NY Guard Honors The Valiant Charge of The Irish Brigade

The 88th Area Command of The New York Guard (State Defense Force) recently visited The Queens Calvary Cemetery to honor the ancestral unit from which they are descended from, The 88th New York Infantry. Every year in December, members of The 88th Area Command hold a ceremony to honor this legendary unit for the actions they performed on December 13th 1862 during The Battle of Fredricksburg. The 88th New York Infantry was part of the famed Irish Brigade that assaulted The Confederate line at Marye’s Heights.

The assault on Marye’s Heights during The Battle of Fredrickburg was one of the most astonishing moments in The American Civil War. Due to confusion within The Army’s senior leadership, The Irish Brigade along with other units were ordered to attack a stone wall held by The Confederates. The order required that The Irish Brigade rush up to a crest of a hill that faced a stone wall held by The Confederates. They were then ordered to fire volleys into the Confederate Line, all with no cover or protection. During this attack The Soldiers of The Irish Brigade took a horrendous loss in casualties. About 1 in 2 soldiers in the unit were killed or wounded. The Confederates were astounded by the incredible courage and toughness of The Irish Brigade, as they followed orders that put them in such a hazardous position, and absorb appalling casualties, yet still carried out those orders. From that moment on The Irish Brigade was renown not only in The Union Army but the Confederate Army as well as being one of the toughest and fearless military units in history.

New York Guard Recognizes its Civil War Lineage in Annual Memorial Commemoration

Photos by WO1 Ed Shevlin and Spc Chuck Garelick / Story by WO1 Ed Shevlin – New York Guard Public Affairs

Fifty members of the New York Guard, the state’s volunteer defense force, marked the sacrifice of the Civil War’s famed Irish Brigade in the 1862 Battle of Fredericksburg at the Irish Brigade Monument at Queens Calvary Cemetery on Dec. 10, 2022.

The New York Guardsmen were led by members of the 88th Area Command, which takes its name from the 88th New York Infantry, which was part of the Irish Brigade made up of Irish immigrants.

It was the 25th time the event has been commemorated.

The focus of the commemoration by the New York Guard is to recognize and remember the participation of the Union Army’s Irish Brigade in the Battle of Fredericksburg, according to 2nd Lt. Michael Rogers, who commands a detachment of the 88th Area Command.

Rodgers is the great-great grandson of Sgt. William Rodgers who served in the 88th Infantry Regiment during the Civil War.

“We have some of my great-great grandad’s documents, including his discharge papers. My family is enormously proud of his service to his new country and his spirit remains strong in our hearts,” Rodgers said.

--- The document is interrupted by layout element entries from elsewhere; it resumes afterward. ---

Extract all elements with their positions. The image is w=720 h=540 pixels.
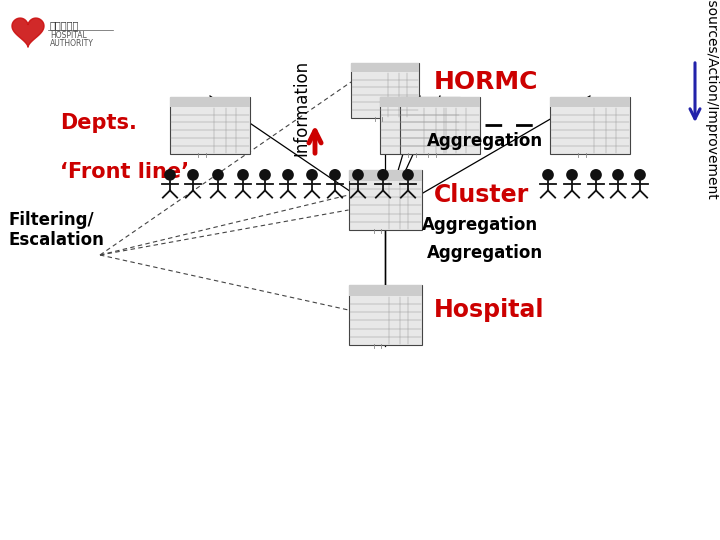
FancyBboxPatch shape — [550, 97, 630, 153]
Circle shape — [634, 169, 646, 181]
Text: Information: Information — [292, 59, 310, 156]
Circle shape — [352, 169, 364, 181]
FancyBboxPatch shape — [170, 97, 250, 107]
Circle shape — [329, 169, 341, 181]
Circle shape — [542, 169, 554, 181]
FancyBboxPatch shape — [348, 170, 421, 230]
FancyBboxPatch shape — [400, 97, 480, 153]
Text: Aggregation: Aggregation — [422, 216, 538, 234]
Circle shape — [612, 169, 624, 181]
FancyBboxPatch shape — [351, 63, 419, 118]
Text: Hospital: Hospital — [433, 298, 544, 322]
Text: HOSPITAL: HOSPITAL — [50, 31, 86, 40]
Text: Depts.: Depts. — [60, 113, 137, 133]
FancyBboxPatch shape — [400, 97, 480, 107]
Text: 醫院管理局: 醫院管理局 — [50, 20, 79, 30]
FancyBboxPatch shape — [351, 63, 419, 72]
Circle shape — [259, 169, 271, 181]
Text: Filtering/
Escalation: Filtering/ Escalation — [8, 211, 104, 249]
Circle shape — [164, 169, 176, 181]
Text: AUTHORITY: AUTHORITY — [50, 39, 94, 49]
FancyBboxPatch shape — [170, 97, 250, 153]
Circle shape — [377, 169, 389, 181]
FancyBboxPatch shape — [380, 97, 460, 153]
Circle shape — [282, 169, 294, 181]
FancyBboxPatch shape — [550, 97, 630, 107]
Circle shape — [212, 169, 224, 181]
FancyBboxPatch shape — [348, 170, 421, 181]
Text: Cluster: Cluster — [433, 183, 528, 207]
Circle shape — [237, 169, 249, 181]
Circle shape — [187, 169, 199, 181]
Circle shape — [590, 169, 602, 181]
Circle shape — [402, 169, 414, 181]
Text: Resources/Action/Improvement: Resources/Action/Improvement — [704, 0, 718, 201]
Text: Aggregation: Aggregation — [427, 132, 543, 150]
Text: Aggregation: Aggregation — [427, 245, 543, 262]
FancyBboxPatch shape — [348, 285, 421, 345]
FancyBboxPatch shape — [348, 285, 421, 296]
Text: HORMC: HORMC — [434, 70, 539, 94]
FancyBboxPatch shape — [380, 97, 460, 107]
Circle shape — [566, 169, 578, 181]
Circle shape — [306, 169, 318, 181]
Text: ‘Front line’: ‘Front line’ — [60, 162, 189, 182]
Polygon shape — [12, 18, 44, 47]
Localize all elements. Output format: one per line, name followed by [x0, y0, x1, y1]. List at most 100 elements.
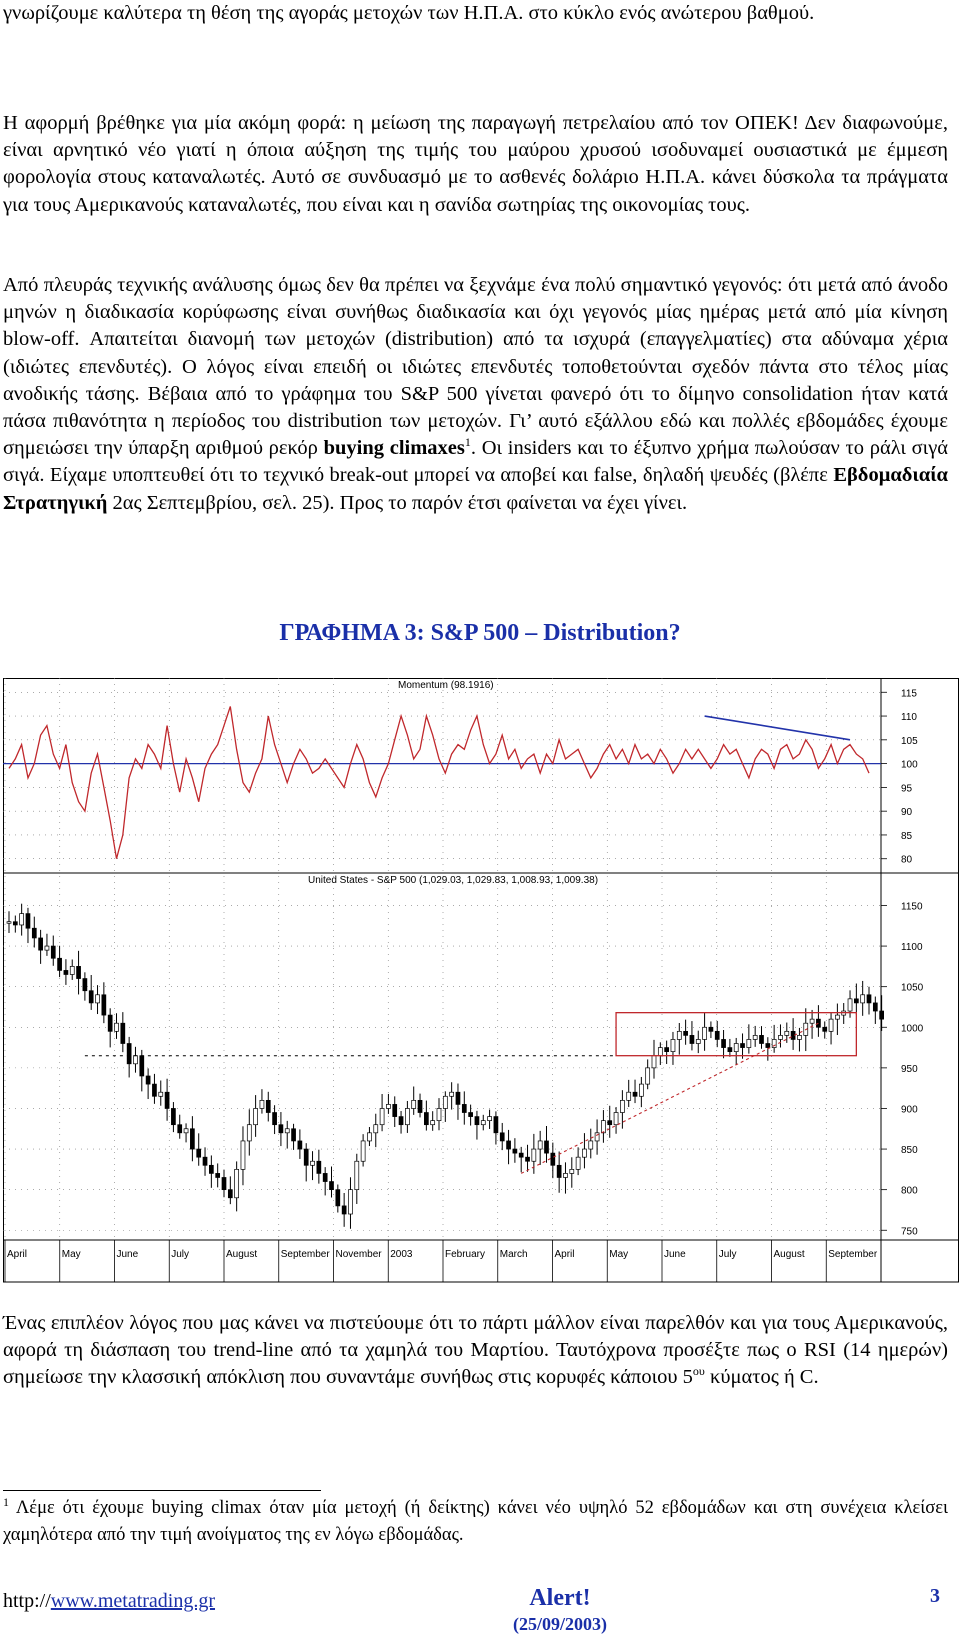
candle-body — [582, 1148, 587, 1158]
candle-body — [449, 1091, 454, 1097]
candle-body — [588, 1140, 594, 1150]
candle-body — [278, 1124, 284, 1134]
candle-body — [436, 1108, 442, 1121]
candle-body — [133, 1055, 138, 1065]
candle-body — [512, 1148, 518, 1154]
x-tick-label: May — [609, 1249, 628, 1260]
candle-body — [145, 1075, 151, 1085]
candle-body — [866, 994, 872, 1004]
candle-body — [879, 1010, 884, 1020]
candle-body — [284, 1128, 290, 1134]
x-tick-label: August — [226, 1249, 257, 1260]
candle-body — [607, 1120, 613, 1126]
candle-body — [348, 1189, 353, 1215]
candle-body — [114, 1022, 119, 1032]
divergence-line — [704, 715, 851, 741]
candle-body — [171, 1108, 176, 1126]
candle-body — [714, 1030, 720, 1040]
candle-body — [215, 1173, 221, 1178]
trendline-text-a: Ένας επιπλέον λόγος που μας κάνει να πισ… — [3, 1312, 948, 1389]
candle-body — [398, 1116, 404, 1126]
momentum-y-tick-label: 110 — [901, 712, 917, 723]
candle-body — [733, 1043, 739, 1052]
candle-body — [657, 1047, 663, 1057]
x-tick-label: June — [664, 1249, 686, 1260]
candle-body — [341, 1205, 347, 1215]
candle-body — [303, 1148, 309, 1166]
footer-url: http://www.metatrading.gr — [3, 1590, 215, 1613]
chart-svg: April May June July August September November 2… — [3, 678, 959, 1283]
candle-body — [63, 970, 69, 975]
candle-body — [594, 1132, 600, 1142]
candle-body — [487, 1116, 492, 1121]
candle-body — [272, 1112, 277, 1126]
candle-body — [828, 1018, 834, 1032]
chart-frame — [3, 678, 959, 1283]
candle-body — [556, 1164, 562, 1178]
sp500-chart: April May June July August September November 2… — [3, 678, 959, 1284]
candle-body — [525, 1156, 530, 1162]
candle-body — [835, 1014, 840, 1020]
candle-body — [196, 1148, 202, 1158]
intro-text: γνωρίζουμε καλύτερα τη θέση της αγοράς μ… — [3, 2, 815, 24]
candle-body — [854, 998, 859, 1004]
candle-body — [752, 1035, 758, 1040]
candle-body — [676, 1030, 682, 1040]
technical-text-b: 500 γίνεται φανερό ότι το δίμηνο consoli… — [3, 382, 948, 460]
candle-body — [702, 1026, 707, 1040]
x-tick-label: May — [62, 1249, 81, 1260]
candle-body — [689, 1035, 695, 1044]
momentum-y-tick-label: 100 — [901, 760, 918, 771]
candle-body — [190, 1128, 195, 1150]
x-tick-label: March — [500, 1249, 528, 1260]
candle-body — [531, 1148, 537, 1162]
candle-body — [322, 1173, 328, 1182]
candle-body — [310, 1160, 315, 1166]
candle-body — [82, 978, 88, 992]
candle-body — [620, 1099, 625, 1113]
candle-body — [164, 1091, 170, 1109]
sp500-y-tick-label: 1100 — [901, 942, 923, 953]
footnote-ref[interactable]: 1 — [464, 435, 471, 450]
x-tick-label: February — [445, 1249, 485, 1260]
candle-body — [38, 937, 43, 951]
momentum-y-tick-label: 85 — [901, 831, 913, 842]
candle-body — [177, 1124, 183, 1134]
x-tick-label: 2003 — [390, 1249, 413, 1260]
candle-body — [335, 1189, 341, 1207]
candle-body — [461, 1104, 467, 1113]
candle-body — [493, 1116, 499, 1134]
candle-body — [651, 1055, 657, 1069]
candle-body — [708, 1026, 714, 1032]
candle-body — [468, 1112, 473, 1117]
candle-body — [613, 1112, 619, 1126]
footnote-text: Λέμε ότι έχουμε buying climax όταν μία μ… — [3, 1498, 948, 1545]
candle-body — [518, 1152, 524, 1158]
candle-body — [57, 957, 62, 971]
x-tick-label: July — [171, 1249, 189, 1260]
candle-body — [816, 1018, 821, 1028]
technical-text-c: . Οι insiders και το έξυπνο χρήμα πωλούσ… — [3, 437, 948, 487]
candle-body — [139, 1055, 145, 1077]
candle-body — [822, 1026, 828, 1032]
candle-body — [537, 1140, 543, 1150]
candle-body — [291, 1128, 296, 1142]
candle-body — [626, 1091, 632, 1101]
candle-body — [6, 921, 12, 924]
candle-body — [360, 1140, 366, 1162]
website-link[interactable]: www.metatrading.gr — [50, 1590, 216, 1612]
candle-body — [76, 966, 81, 979]
candle-body — [392, 1104, 398, 1117]
x-tick-label: November — [336, 1249, 383, 1260]
candle-body — [759, 1035, 764, 1044]
sp500-y-tick-label: 1050 — [901, 983, 924, 994]
technical-text-a: Από πλευράς τεχνικής ανάλυσης όμως δεν θ… — [3, 274, 948, 405]
candle-body — [683, 1030, 688, 1036]
candle-body — [417, 1099, 423, 1113]
intro-paragraph: γνωρίζουμε καλύτερα τη θέση της αγοράς μ… — [3, 0, 948, 27]
x-tick-label: April — [7, 1249, 27, 1260]
candle-body — [695, 1039, 701, 1044]
trendline-paragraph: Ένας επιπλέον λόγος που μας κάνει να πισ… — [3, 1310, 948, 1392]
footnote-number: 1 — [3, 1494, 9, 1509]
x-tick-label: September — [281, 1249, 331, 1260]
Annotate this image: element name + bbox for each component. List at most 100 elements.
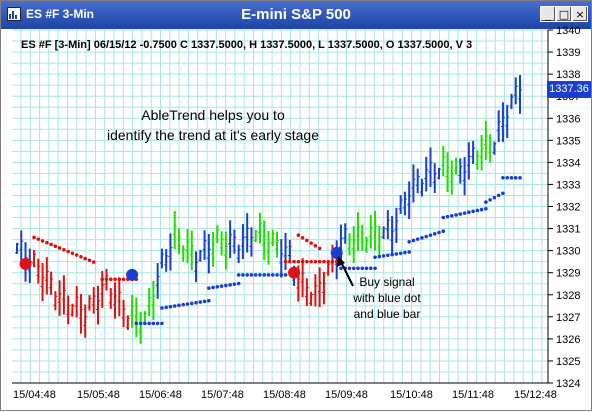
headline-line-1: AbleTrend helps you to (141, 107, 285, 123)
x-tick-label: 15/06:48 (139, 389, 182, 401)
trend-stop-dot (292, 259, 296, 264)
y-tick-label: 1334 (556, 157, 580, 169)
trend-stop-dot (236, 273, 241, 277)
trend-stop-dot (241, 273, 245, 277)
y-tick-label: 1327 (556, 312, 580, 324)
trend-stop-dot (211, 285, 215, 290)
chart-app-icon (7, 7, 21, 21)
title-bar[interactable]: ES #F 3-Min E-mini S&P 500 _ □ × (1, 1, 591, 29)
y-tick-label: 1338 (556, 69, 580, 81)
trend-stop-dot (258, 273, 262, 277)
trend-stop-dot (100, 277, 105, 282)
trend-stop-dot (398, 251, 403, 256)
trend-stop-dot (403, 250, 407, 255)
trend-stop-dot (108, 277, 113, 282)
buy-line-3: and blue bar (353, 307, 421, 321)
trend-stop-dot (143, 321, 147, 326)
trend-stop-dot (305, 259, 309, 264)
x-tick-label: 15/12:48 (514, 389, 557, 401)
trend-stop-dot (275, 273, 279, 277)
trend-stop-dot (66, 249, 70, 254)
maximize-button[interactable]: □ (556, 6, 572, 22)
trend-stop-dot (394, 252, 399, 256)
trend-stop-dot (458, 212, 463, 216)
trend-stop-dot (300, 259, 305, 264)
trend-stop-dot (445, 214, 450, 219)
trend-stop-dot (168, 304, 173, 309)
trend-stop-dot (172, 304, 177, 308)
signal-dot (330, 246, 343, 259)
trend-stop-dot (224, 283, 228, 288)
y-tick-label: 1336 (556, 113, 580, 125)
trend-stop-dot (300, 236, 305, 240)
trend-stop-dot (91, 260, 96, 264)
trend-stop-dot (420, 236, 424, 240)
trend-stop-dot (283, 259, 288, 264)
trend-stop-dot (351, 266, 356, 271)
x-tick-label: 15/05:48 (77, 389, 120, 401)
trend-stop-dot (381, 254, 386, 258)
x-tick-label: 15/11:48 (452, 389, 495, 401)
trend-stop-dot (326, 259, 330, 264)
trend-stop-dot (454, 213, 458, 217)
y-tick-label: 1330 (556, 246, 580, 258)
y-tick-label: 1331 (556, 224, 580, 236)
trend-stop-dot (36, 237, 41, 241)
y-tick-label: 1328 (556, 290, 580, 302)
buy-line-2: with blue dot (353, 291, 421, 305)
trend-stop-dot (74, 253, 79, 257)
trend-stop-dot (309, 259, 313, 264)
trend-stop-dot (415, 237, 420, 241)
trend-stop-dot (369, 266, 373, 271)
trend-stop-dot (356, 266, 360, 271)
close-button[interactable]: × (572, 6, 588, 22)
trend-stop-dot (437, 230, 441, 235)
trend-stop-dot (177, 303, 181, 308)
y-tick-label: 1339 (556, 47, 580, 59)
x-tick-label: 15/08:48 (263, 389, 306, 401)
trend-stop-dot (313, 259, 318, 264)
trend-stop-dot (121, 277, 126, 282)
trend-stop-dot (253, 273, 258, 277)
trend-stop-dot (232, 282, 237, 286)
trend-stop-dot (330, 259, 335, 264)
trend-stop-dot (164, 305, 168, 310)
trend-stop-dot (87, 258, 92, 263)
trend-stop-dot (155, 321, 160, 326)
trend-stop-dot (492, 195, 497, 200)
trend-stop-dot (377, 254, 382, 259)
trend-stop-dot (484, 206, 488, 211)
trend-stop-dot (475, 208, 480, 213)
trend-stop-dot (113, 277, 117, 282)
trend-stop-dot (373, 255, 377, 260)
trend-stop-dot (160, 306, 164, 310)
trend-stop-dot (147, 321, 151, 326)
trend-stop-dot (70, 251, 75, 256)
trend-stop-dot (228, 283, 232, 287)
trend-stop-dot (317, 259, 322, 264)
x-tick-label: 15/07:48 (201, 389, 244, 401)
ohlc-info-line: ES #F [3-Min] 06/15/12 -0.7500 C 1337.50… (21, 39, 473, 51)
trend-stop-dot (390, 252, 394, 257)
trend-stop-dot (449, 213, 454, 218)
trend-stop-dot (53, 244, 58, 249)
trend-stop-dot (373, 266, 377, 271)
minimize-button[interactable]: _ (540, 6, 556, 22)
trend-stop-dot (207, 298, 211, 303)
trend-stop-dot (32, 235, 36, 240)
trend-stop-dot (313, 243, 318, 248)
trend-stop-dot (309, 241, 313, 245)
trend-stop-dot (509, 176, 514, 180)
x-tick-label: 15/04:48 (13, 389, 56, 401)
x-tick-label: 15/09:48 (325, 389, 368, 401)
trend-stop-dot (207, 286, 211, 290)
y-tick-label: 1340 (556, 25, 580, 37)
trend-stop-dot (266, 273, 271, 277)
trend-stop-dot (488, 198, 492, 202)
trend-stop-dot (317, 246, 322, 251)
trend-stop-dot (518, 176, 522, 180)
trend-stop-dot (215, 285, 220, 289)
trend-stop-dot (194, 300, 198, 305)
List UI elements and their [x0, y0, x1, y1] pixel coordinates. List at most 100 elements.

December 10 was the day before the 160th anniversary of the start of the battle which began on Dec. 11 and ended on Dec. 15, 1862.

On Dec. 11 the Union Army of the Potomac crossed the Rappahannock River and occupied the town of Fredericksburg. The intention had been to head for the Confederate capital at Richmond. But the Confederate Army occupied the hills blocking the path.

On Dec. 13 the Army of the Potomac attacked the Confederate Army of Northern Virginia. The Irish Brigade, which included the 69th and 63rd New York regiments assaulted enemy positions on Marye’s Heights and suffered heavy losses.

The Union Army lost the battle, but the Irish Brigades courage under fire was noted by everybody on the battlefield, including Confederate General Robert E. Lee.

“It is a great honor to march under the colors of the 88th Regiment. The sacrifices and bravery of our forebears must never be forgotten,” said 1st Sgt. Joseph Ronda, who headed the color guard.

Colonel Stephen Ryan, the New York Guard chief of staff spoke about e history of the battle, its connection, and significance to the current members of the 88th.

Ryan’s comments were followed by the playing of taps and a rifle salute.

The salute was fired by the members of the Veterans Corps of Artillery, a historic military unit.

John McManus, the pipe major emeritus of the County Tyrone Pipe and Drum Band led the color guard during a precession to the monument from the cemetery chapel.

Those present also placed five wreaths of boxwood at the monument, representing the five regiments of the brigade, which also included two Massachusetts Irish regiments.

As the Irish Brigade went into the assault on December 13, they placed sprigs of green boxwood in their hats to mark their Irish heritage.

“Their deeds were beyond memorable. How could we not pay tribute to them? I am honored to have placed a wreath today, “said Spc. Britta Hussack.